Singer/bassist Kelly Sherrod and
guitarist/singer James Duncan – both formerly in Dimmer among
other previous band experiences, she now based in Nashville –
follow the dreamy folk-psychedelia of their self-titled 2006 EP with
this beguiling, hypnotic album recorded long distance and lowkey in
distant home studios, which makes remarkable . . . although also a
product of our hi-tech times.
The scoured vocals and rusty-guitar aggression of Hold Your Head (“scrub your skin to the bone”) and the increasingly menacing and oppressive gloom of Blue Moon in the centre leap out from the whispery dreamscapes like a nightmare and prove all is not benign in this ethereal world. But mostly these seductive surfaces pull you into a slightly chilly place awash with guitars, layered vocals (to choral effect on the claustrophobically beautiful Give It Up), strange percussive elements and dynamic shifts (the jump through the fractured looking glass of Cold Night).

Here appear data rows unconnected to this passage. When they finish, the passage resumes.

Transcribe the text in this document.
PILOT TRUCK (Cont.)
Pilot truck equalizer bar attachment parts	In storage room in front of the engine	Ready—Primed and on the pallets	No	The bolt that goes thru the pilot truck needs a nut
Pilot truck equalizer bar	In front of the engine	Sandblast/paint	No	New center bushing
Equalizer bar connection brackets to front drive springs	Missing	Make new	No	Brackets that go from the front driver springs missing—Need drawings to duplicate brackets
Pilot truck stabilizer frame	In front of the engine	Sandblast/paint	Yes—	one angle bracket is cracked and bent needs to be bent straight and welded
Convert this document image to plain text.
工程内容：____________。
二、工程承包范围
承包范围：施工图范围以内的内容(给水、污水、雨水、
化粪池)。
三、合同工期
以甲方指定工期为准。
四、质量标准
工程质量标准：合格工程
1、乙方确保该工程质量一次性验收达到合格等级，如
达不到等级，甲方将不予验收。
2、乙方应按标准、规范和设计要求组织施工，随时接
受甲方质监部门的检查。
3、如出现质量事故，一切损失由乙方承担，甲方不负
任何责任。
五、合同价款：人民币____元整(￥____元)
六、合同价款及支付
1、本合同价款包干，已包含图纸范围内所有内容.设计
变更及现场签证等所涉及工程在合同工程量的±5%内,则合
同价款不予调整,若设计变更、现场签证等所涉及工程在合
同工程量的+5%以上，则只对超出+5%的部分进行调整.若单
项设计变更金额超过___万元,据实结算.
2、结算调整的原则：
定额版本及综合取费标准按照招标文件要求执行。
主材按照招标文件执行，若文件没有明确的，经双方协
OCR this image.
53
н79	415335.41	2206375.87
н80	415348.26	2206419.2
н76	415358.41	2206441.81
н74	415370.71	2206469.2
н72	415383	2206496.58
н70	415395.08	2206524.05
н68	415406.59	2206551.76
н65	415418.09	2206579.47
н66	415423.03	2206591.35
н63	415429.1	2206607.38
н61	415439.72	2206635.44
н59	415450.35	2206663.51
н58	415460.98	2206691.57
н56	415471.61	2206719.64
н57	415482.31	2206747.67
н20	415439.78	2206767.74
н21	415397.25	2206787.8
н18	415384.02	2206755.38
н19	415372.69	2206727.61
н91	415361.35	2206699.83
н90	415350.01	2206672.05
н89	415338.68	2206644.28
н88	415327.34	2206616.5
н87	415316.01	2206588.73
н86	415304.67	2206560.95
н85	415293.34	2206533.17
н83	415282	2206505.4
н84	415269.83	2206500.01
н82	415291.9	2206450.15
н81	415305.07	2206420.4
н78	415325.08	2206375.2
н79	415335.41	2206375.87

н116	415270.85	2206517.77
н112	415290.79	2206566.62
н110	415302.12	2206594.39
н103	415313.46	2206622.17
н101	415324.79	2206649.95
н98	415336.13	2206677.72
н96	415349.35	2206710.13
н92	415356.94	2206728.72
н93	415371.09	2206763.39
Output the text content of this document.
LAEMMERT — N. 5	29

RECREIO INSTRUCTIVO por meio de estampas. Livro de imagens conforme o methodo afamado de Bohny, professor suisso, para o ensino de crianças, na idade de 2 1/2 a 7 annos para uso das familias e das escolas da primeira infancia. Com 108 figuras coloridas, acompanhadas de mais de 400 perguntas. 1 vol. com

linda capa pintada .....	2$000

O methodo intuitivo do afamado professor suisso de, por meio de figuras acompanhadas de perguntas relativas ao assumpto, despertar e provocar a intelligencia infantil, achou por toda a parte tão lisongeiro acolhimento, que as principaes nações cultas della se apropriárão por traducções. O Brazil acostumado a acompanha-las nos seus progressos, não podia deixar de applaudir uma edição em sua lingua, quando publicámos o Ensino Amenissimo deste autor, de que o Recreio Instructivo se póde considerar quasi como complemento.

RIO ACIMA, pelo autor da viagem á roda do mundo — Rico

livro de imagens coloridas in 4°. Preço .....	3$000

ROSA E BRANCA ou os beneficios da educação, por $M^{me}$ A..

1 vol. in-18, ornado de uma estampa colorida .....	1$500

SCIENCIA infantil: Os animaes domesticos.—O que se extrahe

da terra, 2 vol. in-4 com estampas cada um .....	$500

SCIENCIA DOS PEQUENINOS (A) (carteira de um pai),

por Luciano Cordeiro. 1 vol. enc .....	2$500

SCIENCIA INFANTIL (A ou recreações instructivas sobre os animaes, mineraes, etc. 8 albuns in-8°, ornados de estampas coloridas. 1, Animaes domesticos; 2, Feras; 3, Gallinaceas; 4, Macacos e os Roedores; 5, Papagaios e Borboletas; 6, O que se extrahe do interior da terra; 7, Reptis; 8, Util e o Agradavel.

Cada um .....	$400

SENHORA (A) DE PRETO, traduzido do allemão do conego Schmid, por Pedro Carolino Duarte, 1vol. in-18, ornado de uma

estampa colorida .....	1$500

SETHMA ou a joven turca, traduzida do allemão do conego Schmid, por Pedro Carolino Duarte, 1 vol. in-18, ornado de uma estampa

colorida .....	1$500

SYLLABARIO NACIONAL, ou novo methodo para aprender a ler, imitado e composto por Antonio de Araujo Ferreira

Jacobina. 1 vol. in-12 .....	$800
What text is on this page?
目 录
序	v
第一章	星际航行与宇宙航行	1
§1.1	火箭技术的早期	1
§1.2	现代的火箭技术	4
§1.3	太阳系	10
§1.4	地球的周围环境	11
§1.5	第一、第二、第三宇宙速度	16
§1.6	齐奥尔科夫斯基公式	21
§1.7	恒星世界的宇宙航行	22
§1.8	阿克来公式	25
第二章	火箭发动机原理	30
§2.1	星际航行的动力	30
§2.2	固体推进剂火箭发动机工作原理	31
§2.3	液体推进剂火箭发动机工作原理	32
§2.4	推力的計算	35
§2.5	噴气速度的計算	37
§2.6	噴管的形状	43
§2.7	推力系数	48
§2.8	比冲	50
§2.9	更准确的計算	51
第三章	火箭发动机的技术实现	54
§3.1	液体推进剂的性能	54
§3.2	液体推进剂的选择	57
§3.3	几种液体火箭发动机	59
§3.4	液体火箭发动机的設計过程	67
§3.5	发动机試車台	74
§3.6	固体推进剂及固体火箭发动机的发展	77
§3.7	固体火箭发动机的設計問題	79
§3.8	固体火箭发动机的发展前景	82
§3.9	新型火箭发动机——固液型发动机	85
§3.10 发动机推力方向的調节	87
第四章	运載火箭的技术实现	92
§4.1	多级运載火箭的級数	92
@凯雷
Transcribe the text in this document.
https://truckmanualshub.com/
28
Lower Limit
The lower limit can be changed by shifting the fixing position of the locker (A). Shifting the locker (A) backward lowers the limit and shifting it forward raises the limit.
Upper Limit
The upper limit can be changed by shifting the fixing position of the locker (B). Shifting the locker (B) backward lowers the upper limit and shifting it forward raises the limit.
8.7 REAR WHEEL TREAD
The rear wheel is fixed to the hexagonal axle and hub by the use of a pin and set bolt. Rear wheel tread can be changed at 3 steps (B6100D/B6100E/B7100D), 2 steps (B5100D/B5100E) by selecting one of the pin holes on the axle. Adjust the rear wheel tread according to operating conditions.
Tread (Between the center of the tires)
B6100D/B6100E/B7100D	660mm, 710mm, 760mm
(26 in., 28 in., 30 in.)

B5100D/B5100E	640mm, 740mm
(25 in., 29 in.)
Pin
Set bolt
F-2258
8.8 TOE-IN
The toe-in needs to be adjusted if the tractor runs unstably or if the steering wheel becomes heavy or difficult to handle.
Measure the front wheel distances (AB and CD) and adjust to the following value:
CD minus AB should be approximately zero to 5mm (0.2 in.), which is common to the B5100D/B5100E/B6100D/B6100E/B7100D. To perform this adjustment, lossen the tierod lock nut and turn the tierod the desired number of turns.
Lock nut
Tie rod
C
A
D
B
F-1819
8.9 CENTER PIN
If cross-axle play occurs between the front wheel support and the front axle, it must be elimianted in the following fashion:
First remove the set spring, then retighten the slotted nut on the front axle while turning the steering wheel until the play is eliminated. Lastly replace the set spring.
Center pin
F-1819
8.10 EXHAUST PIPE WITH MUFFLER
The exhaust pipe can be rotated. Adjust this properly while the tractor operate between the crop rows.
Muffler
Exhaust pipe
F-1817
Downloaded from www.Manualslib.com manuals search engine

Pop is not ignored (the angular urgency of Downtown, the alt.folk angle of Tools of the Trade) but the whispery and unnerving Ill Devotee invites you that uncomfortably neon-lit place where David Lynch is your host. The nine minute The Notes You Don't Hear is shapeshifting astral prog-folk which – with flugelhorn, weird synths, strange string effects -- is never predictable.
Etheria is engrossing, often otherworldly and a fascinatingly uncomfortable state to be taken to. Scarifyingly good.